Meeting Program — November 2015
Biomass Sector Manager, and Associate Director of the Institute for Integrated Catalysis
Pacific Northwest National Laboratory
Abstract — Renewable carbon sources, such as biomass and sugars, offer alternative starting materials for producing fuels and chemicals. However, catalysis of highly oxygenated materials, often operating in the condensed phase, present substantial challenges with catalyst deactivation due to poisoning and reactor bed/support stability. In essence, the catalysts developed within the petrochemical industry are often not suitable and new solutions are needed if we are to match the efficiency that has been born from nearly 90 years of science and technology aimed at hydrocarbon processing.
In covering challenges today we will survey two families of catalytic technologies that produce fuels—with an emphasis on distillates and mid-distillates and chemical products. These technologies will cover (i) upgrading of oxygenates (from alcohols to complex bio-oils) and (ii) catalysis of fermentation derived molecules that have been minimally processed.

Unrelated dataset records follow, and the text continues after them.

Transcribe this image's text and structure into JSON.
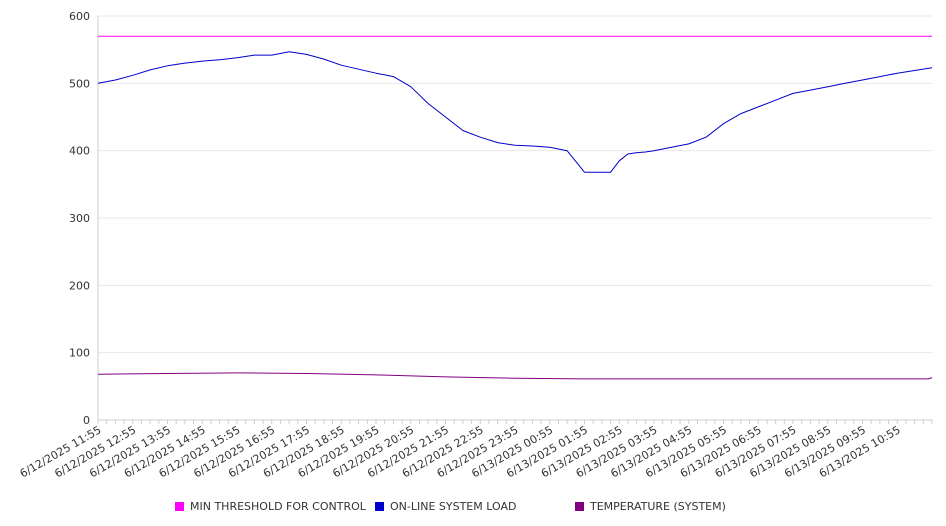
{
  "chart_data": {
    "type": "line",
    "title": "",
    "xlabel": "",
    "ylabel": "",
    "ylim": [
      0,
      600
    ],
    "y_ticks": [
      0,
      100,
      200,
      300,
      400,
      500,
      600
    ],
    "y_tick_labels": [
      "0",
      "100",
      "200",
      "300",
      "400",
      "500",
      "600"
    ],
    "x_tick_labels": [
      "6/12/2025 11:55",
      "6/12/2025 12:55",
      "6/12/2025 13:55",
      "6/12/2025 14:55",
      "6/12/2025 15:55",
      "6/12/2025 16:55",
      "6/12/2025 17:55",
      "6/12/2025 18:55",
      "6/12/2025 19:55",
      "6/12/2025 20:55",
      "6/12/2025 21:55",
      "6/12/2025 22:55",
      "6/12/2025 23:55",
      "6/13/2025 00:55",
      "6/13/2025 01:55",
      "6/13/2025 02:55",
      "6/13/2025 03:55",
      "6/13/2025 04:55",
      "6/13/2025 05:55",
      "6/13/2025 06:55",
      "6/13/2025 07:55",
      "6/13/2025 08:55",
      "6/13/2025 09:55",
      "6/13/2025 10:55"
    ],
    "x_hours": [
      0,
      24
    ],
    "grid": true,
    "legend_position": "bottom",
    "series": [
      {
        "name": "MIN THRESHOLD FOR CONTROL",
        "color": "#ff00ff",
        "x": [
          0,
          24
        ],
        "values": [
          570,
          570
        ]
      },
      {
        "name": "ON-LINE SYSTEM LOAD",
        "color": "#0000cc",
        "x": [
          0,
          0.5,
          1,
          1.5,
          2,
          2.5,
          3,
          3.5,
          4,
          4.5,
          5,
          5.5,
          6,
          6.5,
          7,
          7.5,
          8,
          8.5,
          9,
          9.5,
          10,
          10.5,
          11,
          11.5,
          12,
          12.5,
          13,
          13.5,
          14,
          14.5,
          14.75,
          15,
          15.25,
          15.5,
          15.75,
          16,
          16.5,
          17,
          17.5,
          18,
          18.5,
          19,
          19.5,
          20,
          20.5,
          21,
          21.5,
          22,
          22.5,
          23,
          23.5,
          24
        ],
        "values": [
          500,
          505,
          512,
          520,
          526,
          530,
          533,
          535,
          538,
          542,
          542,
          547,
          543,
          536,
          527,
          521,
          515,
          510,
          495,
          470,
          450,
          430,
          420,
          412,
          408,
          407,
          405,
          400,
          368,
          368,
          368,
          385,
          395,
          397,
          398,
          400,
          405,
          410,
          420,
          440,
          455,
          465,
          475,
          485,
          490,
          495,
          500,
          505,
          510,
          515,
          519,
          523
        ]
      },
      {
        "name": "TEMPERATURE (SYSTEM)",
        "color": "#800080",
        "x": [
          0,
          2,
          4,
          6,
          8,
          10,
          12,
          14,
          16,
          18,
          20,
          22,
          23.9,
          24
        ],
        "values": [
          68,
          69,
          70,
          69,
          67,
          64,
          62,
          61,
          61,
          61,
          61,
          61,
          61,
          63
        ]
      }
    ]
  }
}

The primary focus will be on problems and specific solutions that allowed long term, stable and efficient operation under continuous reaction conditions suitable for industry.
In part 2 of the lecture we will take a forward look toward where we would like to move the state of catalyst technology to allow processing of a broader range of carbon from waste resources at the (small) size of the point source while keeping capital and operating cost low. Such feedstocks include gaseous streams, such as CO-rich off gas; wet streams from food processing and waste water sludges; as well as dry streams from agriculture and forest residues or municipal solid waste.
Biography — John Holladay joined the Pacific Northwest National Laboratory (PNNL) in 2001 after working for five years at Union Carbide in South Charleston, WV. John currently serves as the Biomass Sector Manager at PNNL, where he is responsible for shaping PNNL’s strategy and vision for renewable fuels and chemicals. The program focuses on multiple areas including: developing cost-effective catalysts for renewable carbon conversion, learning from the efficiency that fungi offers for naturally processing biomass, and understanding alternative means for producing biomass in waste streams that are wet/dry or gaseous. He facilitates PNNL’s collaboration with others in academia, industry and government to advance the nation’s biofuels research. He served as Chief Scientific Officer for the National Advanced Biofuels Consortium, Chief Operations Officer for the National Alliance for Biofuels and Bioproducts and is currently an Associate Director of the Institute for Integrated Catalysis at PNNL.